The Double Life Of Mr. Shore

Temporäre Kunsthalle Berlin, Germany

There is a black desktop with some objects on it, and a chandelier hanging close to this assemblage. These elements belong together, but, according to the artist, they could appear in different configurations. One could suppose there are links between them, yet no apparent intention relates them to one another. Their uses could be connected, but there is no visible hint of the function they could fulfill.

Matti Isan Blind, Looking For A Ride To Your Secret Location, 2010. Exhibition view in Fischgrätenmelkstand, curated by John Bock at Temporäre Kunsthalle Berlin, Germany Photo: Jan Windszus
One might imagine they were left on the desk in anticipation of some event to come, probably because they bear some similarity to ritual objects. Small and evocative, they have been very carefully assembled. They contain jewelry fragments, vegetal elements, and show traces of paint and clay. Actually they convey a certain preciousness through the choice of materials and the way they are assembled, being at the same time delicate and nonchalant. A small ball constantly spinning around a tubular shape made out of mirrors adds to this feeling of meditative indolence.
The desktop display system recalls the spirit of a wunderkammer, in which objects gathered in a domestic context had no specific function, except to surprise visitors with their unusual shapes that evoked unknown territories or cultures. Although here the objects are not exotic in the usual sense as they do not come from remote places. The artist made them. Matti Isan Blind emphasizes the importance for his work of Carl Gustav Jung’s concept of inner shadow. The inner shadow is the inverse double of the subject, its dark side, an opposite twin hidden in the depths of the unconscious or the true inner self of an individual, as opposed to the outer aspects of the personality. In this regard, Blind’s objects take on another relief. If each person contains an unknown area within that cannot be fully accessed, then the artist’s setting of a cabinet of curiosities to display his objects can be understood as an attempt to take a closer look at those unknown sides of the self.

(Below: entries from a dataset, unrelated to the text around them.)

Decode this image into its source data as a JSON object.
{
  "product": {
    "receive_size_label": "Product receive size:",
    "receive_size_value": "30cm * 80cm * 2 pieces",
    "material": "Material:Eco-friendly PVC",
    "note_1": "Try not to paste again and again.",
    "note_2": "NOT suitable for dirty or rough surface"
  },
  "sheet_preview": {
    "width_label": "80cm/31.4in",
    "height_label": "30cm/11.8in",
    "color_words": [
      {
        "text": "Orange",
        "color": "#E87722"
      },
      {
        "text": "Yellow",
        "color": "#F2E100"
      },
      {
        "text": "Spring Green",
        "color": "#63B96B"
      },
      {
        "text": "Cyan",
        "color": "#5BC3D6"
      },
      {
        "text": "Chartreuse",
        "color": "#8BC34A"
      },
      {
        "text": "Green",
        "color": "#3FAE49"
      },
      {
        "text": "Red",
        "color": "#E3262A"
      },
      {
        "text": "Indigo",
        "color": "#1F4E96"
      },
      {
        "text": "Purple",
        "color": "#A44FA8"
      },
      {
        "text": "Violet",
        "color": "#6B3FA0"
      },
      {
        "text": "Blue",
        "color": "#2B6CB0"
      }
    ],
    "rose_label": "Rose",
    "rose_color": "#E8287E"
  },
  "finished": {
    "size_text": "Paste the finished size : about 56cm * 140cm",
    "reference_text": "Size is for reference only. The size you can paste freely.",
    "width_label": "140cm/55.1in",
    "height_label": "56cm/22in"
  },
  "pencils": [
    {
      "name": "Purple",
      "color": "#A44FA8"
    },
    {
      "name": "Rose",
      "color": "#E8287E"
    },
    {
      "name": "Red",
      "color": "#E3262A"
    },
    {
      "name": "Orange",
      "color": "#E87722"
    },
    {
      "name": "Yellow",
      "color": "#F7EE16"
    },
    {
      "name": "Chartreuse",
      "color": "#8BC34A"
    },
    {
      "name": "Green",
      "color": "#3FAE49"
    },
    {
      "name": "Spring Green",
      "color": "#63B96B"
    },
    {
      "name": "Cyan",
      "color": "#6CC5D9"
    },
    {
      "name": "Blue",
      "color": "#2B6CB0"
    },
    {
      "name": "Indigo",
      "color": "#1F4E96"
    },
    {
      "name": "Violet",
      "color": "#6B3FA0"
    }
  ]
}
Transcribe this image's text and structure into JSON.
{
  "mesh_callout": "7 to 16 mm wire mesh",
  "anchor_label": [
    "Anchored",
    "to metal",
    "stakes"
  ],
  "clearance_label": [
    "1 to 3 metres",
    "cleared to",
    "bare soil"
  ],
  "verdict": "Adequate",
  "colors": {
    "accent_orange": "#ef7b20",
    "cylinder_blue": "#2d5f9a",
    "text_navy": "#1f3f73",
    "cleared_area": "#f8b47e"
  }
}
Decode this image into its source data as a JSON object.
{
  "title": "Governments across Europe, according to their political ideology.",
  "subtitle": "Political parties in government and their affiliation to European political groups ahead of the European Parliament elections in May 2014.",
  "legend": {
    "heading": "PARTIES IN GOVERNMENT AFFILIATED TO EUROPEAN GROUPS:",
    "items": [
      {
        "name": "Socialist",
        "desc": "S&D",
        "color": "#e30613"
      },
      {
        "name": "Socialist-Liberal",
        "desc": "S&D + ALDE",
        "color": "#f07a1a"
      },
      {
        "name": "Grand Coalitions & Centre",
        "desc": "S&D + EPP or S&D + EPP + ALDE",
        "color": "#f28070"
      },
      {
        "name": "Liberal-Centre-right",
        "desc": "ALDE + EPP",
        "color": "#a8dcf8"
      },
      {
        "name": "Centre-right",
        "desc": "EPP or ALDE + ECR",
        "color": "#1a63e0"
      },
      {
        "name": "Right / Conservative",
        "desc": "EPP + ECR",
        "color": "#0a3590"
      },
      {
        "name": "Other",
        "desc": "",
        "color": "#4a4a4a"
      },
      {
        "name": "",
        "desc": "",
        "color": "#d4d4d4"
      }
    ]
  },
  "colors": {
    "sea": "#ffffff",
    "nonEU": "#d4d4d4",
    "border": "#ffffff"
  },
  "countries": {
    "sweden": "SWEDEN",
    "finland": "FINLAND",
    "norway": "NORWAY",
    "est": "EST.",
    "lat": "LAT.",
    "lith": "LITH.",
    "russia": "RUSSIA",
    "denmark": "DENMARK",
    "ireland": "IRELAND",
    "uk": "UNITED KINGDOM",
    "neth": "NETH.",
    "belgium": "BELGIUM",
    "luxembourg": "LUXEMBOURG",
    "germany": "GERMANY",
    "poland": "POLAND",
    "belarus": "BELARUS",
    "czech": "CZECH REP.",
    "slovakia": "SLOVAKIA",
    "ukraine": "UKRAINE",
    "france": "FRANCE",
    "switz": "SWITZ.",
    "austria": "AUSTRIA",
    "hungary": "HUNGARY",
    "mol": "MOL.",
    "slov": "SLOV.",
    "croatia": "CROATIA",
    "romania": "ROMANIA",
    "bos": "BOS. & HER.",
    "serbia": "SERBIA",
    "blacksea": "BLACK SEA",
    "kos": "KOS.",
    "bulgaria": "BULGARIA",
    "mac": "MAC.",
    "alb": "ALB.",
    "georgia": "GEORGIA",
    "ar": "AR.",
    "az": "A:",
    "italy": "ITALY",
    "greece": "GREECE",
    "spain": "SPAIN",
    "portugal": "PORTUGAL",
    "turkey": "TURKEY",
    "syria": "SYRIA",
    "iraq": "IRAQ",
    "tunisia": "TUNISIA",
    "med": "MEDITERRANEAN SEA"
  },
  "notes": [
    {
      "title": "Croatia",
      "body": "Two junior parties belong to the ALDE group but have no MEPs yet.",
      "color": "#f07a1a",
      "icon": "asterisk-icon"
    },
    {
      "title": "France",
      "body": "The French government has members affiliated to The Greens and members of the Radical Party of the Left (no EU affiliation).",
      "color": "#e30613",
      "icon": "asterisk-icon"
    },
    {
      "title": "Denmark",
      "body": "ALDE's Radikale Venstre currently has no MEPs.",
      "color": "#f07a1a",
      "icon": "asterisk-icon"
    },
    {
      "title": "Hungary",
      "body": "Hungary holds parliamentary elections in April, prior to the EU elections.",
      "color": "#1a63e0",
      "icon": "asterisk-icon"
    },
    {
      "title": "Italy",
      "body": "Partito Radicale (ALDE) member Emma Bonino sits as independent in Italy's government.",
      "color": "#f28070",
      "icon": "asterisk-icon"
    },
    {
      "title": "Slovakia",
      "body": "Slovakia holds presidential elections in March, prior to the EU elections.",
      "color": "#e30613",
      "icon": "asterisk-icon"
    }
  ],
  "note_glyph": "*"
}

This group of elements entitled looking for a ride to your secret location is part of a strain of research that Blind has been following for some time. He initially engaged with performance in the broadest sense to develop a reflection on his position as an artist. Blind produced a series of drawings and photographs exploring the position of the artist. Lately, he has begun to produce objects as a means of continuing this line of inquisition. The elements presented here took shape without a pre-conceived plan. They are of a spontaneous type, resulting from intuitive gestures, from unconscious decisions. Considering Blind’s attitude towards the production process, their fabrication can be read as a performance. In this sense, the ritualistic dimension of the objects on the desk becomes salient. These objects exist as traces of his activity. They are proof of his existence as an artist and reveal a practice in which the result is as significant as the production process.

The aura of mystery that supposedly surrounds the practice of the artist echoes archaic links between the soul and the object. Blind’s objects are loaded with a belief in the ability of the shape of an artwork to express something unspoken. He is following an ancient tradition, in which the building of objects is naturally related to the role of the artist. Yet, the meaning of a gesture can change over time. In the current context of a media-based society, Blind’s effort can be read as a resistance to the process of alienation generated by our virtual relationship to our surroundings.

Blind's work is investigative. He looks for himself in his work. By doing so, he builds tangible elements that function like keys to a more authentic part of the self. At least this is what one could think. But who can tell if these keys lead to him or to whomever he wants us to believe he is. Every identity is a construct and Blind reprocesses this idea on a visual level: he constructs objects and images that address the construction of an artistic identity.

Consequently, the artificial dimension is central in his work. Blind indirectly plays with the myth of the artist: he insists on the possibility of giving shape to an idea and stages the indecipherable within his work. These are things the audience is eager to believe in, since these very things legitimate the work of the artist as something original and authentic. Through this confrontation with the beliefs about and expectations of the artist, the apparatus around the work becomes decisive. This work has no specific historical references, except for the present in which it is shown, and no specific link to a location, except to the one where it is on display. While Matti Isan Blind investigates in his work the position and gesture of the artist, his work takes its full meaning in the moment it is exhibited and perceived by the public. The existence of the work is anchored in the situation of exhibiting as much as in the self of the artist.

Fanny Gonella 2010

Fanny Gonella is a curator and writer living in Berlin.